The country's output plunged an annualised 6.8 per cent in the second quarter from the previous three months, according to the Cabinet Office's preliminary reading. The decline, which stock market investors had expected and therefore largely ignored, was a direct consequence of the April 1 rise in Japan's sales tax, the first since 1997. Raising the levy by three percentage points prompted households to curb spending by a massive 19 per cent.
But for Prime Minister Shinzo Abe, taking a temporary hit on private demand is an acceptable cost of mending the nation's public finances. The government's debt load, which the International Monetary Fund says will rise to 245 per cent of GDP by 2019, makes it crucial for Abe to press on with fiscal correction.
Abe has the scope to go beyond a scheduled second increase in the sales tax next year. That's because austerity in Japan is unlikely to be the kind of self-defeating exercise that it has proved to be in Europe. For one, even though real output took a big hit, prices of everything rose a little bit because of the additional levy; nominal GDP barely fell in the second quarter.
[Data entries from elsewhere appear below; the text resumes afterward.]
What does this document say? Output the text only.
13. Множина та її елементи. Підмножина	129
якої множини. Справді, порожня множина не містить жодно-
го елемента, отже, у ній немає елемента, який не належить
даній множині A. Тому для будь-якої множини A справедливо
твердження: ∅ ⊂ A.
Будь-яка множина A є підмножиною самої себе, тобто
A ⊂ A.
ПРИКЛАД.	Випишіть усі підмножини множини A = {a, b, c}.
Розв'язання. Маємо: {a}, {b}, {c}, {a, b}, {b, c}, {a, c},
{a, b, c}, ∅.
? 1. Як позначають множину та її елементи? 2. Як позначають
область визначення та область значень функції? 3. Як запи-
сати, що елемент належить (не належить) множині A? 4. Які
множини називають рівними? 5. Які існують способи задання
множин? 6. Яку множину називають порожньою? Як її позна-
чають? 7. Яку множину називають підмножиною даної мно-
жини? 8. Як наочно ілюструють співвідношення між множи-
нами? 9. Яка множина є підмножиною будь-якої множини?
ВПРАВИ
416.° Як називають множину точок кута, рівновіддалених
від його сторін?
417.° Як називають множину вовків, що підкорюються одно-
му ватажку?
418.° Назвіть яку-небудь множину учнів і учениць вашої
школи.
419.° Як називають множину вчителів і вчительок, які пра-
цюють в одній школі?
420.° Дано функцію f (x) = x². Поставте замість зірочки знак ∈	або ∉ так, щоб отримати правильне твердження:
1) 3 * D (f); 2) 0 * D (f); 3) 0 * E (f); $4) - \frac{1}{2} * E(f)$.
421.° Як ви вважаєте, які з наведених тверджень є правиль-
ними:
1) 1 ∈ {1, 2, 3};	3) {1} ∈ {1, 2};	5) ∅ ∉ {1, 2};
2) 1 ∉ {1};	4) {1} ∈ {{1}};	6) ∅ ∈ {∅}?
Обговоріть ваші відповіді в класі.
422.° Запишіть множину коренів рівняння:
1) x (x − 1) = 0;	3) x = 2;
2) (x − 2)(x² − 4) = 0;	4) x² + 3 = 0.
In other words, fiscal retrenchment is unlikely to worsen the government's debt-to-GDP ratio.
Besides, the chilling effects of the tax increase may already be thawing. A purchasing managers' survey showed that manufacturing activity expanded for a second straight month in July. With wages, consumer spending, housing starts and bank lending also improving, the Breakingviews Abenomics Index in June rose to its highest level in 13 years. Abe has bitten the fiscal bullet - and early indications are that the Japanese economy has survived the shock. But if further tax increases threaten to choke activity and turn deflationary, the Bank of Japan can rush to the rescue with more monetary medicine. For now, though, the central bank can afford to wait, and let Abe deliver on his promised reforms. If those take hold, the economy can take even harsher austerity in its stride.